Wednesday, October 8, 2008

Surveillance of Children: Good Idea?

On September 17, the House passed the "School Safety Enhancements Act of 2008." Passed by a voice vote, at a time lots of other things were happening.

Sounds like a good thing, right? Promoting "school safety", especially in these "dangerous times", what with student killings, etc. On the other hand, there really is something sinister about federally sponsoring surveillance of children in schools. And why does it have to be federally mandated? Can't school districts tailor their own security according to their own needs?

School Safety Enhancements Act of 2007 - Amends the Omnibus Crime Control and Safe Streets Act of 1968 to: (1) allow the placement and use of surveillance equipment in schools under the matching grant program for public elementary and secondary school security; (2) allow the use of grant funds to establish hotlines or tiplines for reporting potentially dangerous students and situations and for making capital improvements to make school facilities more secure; (3) set the federal matching share of program costs at 80%; and (4) revise application requirements for school security grants.

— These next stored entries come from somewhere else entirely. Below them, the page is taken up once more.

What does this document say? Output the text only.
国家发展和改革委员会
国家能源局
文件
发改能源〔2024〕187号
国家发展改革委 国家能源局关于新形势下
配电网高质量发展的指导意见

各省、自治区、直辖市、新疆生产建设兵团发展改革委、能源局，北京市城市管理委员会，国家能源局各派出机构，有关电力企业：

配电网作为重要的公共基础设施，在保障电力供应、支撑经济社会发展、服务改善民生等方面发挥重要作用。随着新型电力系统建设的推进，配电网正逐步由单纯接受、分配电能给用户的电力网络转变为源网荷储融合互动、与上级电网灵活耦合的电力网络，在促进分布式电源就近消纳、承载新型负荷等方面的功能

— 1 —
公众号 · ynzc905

Requires the Director of the Bureau of Justice Assistance and the Secretary of Education to establish an interagency task force to develop and promulgate advisory school safety guidelines.

Amends the Higher Education Act of 1965 to require each institution of higher education participating in any program under title IV (Student Assistance) of that Act to: (1) conduct an annual campus safety assessment in consultation with local law enforcement officials; and (2) develop and implement a campus emergency response plan that addresses a comprehensive set of emergency situations, including natural disasters, active shooter situations, and terrorism.

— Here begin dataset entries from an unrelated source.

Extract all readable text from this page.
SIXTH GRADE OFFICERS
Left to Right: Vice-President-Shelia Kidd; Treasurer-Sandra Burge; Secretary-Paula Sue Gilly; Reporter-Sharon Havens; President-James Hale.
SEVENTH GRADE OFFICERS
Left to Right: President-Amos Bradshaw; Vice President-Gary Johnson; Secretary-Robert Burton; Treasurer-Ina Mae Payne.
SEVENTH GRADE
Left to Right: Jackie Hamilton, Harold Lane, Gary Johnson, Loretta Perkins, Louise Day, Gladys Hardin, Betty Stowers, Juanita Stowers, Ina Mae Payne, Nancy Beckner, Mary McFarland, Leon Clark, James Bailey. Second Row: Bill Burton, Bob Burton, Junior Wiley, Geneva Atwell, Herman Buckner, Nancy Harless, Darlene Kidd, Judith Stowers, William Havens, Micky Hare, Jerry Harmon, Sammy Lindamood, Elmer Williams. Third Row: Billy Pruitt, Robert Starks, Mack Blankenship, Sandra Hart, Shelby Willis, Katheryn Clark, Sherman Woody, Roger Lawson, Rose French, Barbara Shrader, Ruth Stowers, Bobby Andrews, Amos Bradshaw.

The latter "emergency response plan" reminds me of my childhood safety drills, which included (now my age rears its head over Alaska and points south) air raid drills and what to do in case a telephone/electricity pole falls down - and "terrorism" is a safety issue, not to mention "active shooters", which was a thing we didn't hear about back in the Precambrian when I went to school.

And the latter paragraph refers to "higher education" where the word "children" doesn't exactly apply. But the issue here is that children will be under surveillance all across the country, and the law enforcement-school relationship doesn't need the federal government to mandate it in order to work. Law enforcement and schools should establish their own relationships in each community without there being strong federal mandates and coordination. Why? Because doing so makes a network that could be used for somehow "other purposes", and it gives us that feeling that the government is trying to control us unnecessarily.

Citizens in communities should be able to handle their own schools and police. What happened in Columbine was not because of lack of surveillance. The issues are much deeper than that, and surveillance and police-state tactics only exacerbate the marginalizing of students who may need more love and attention.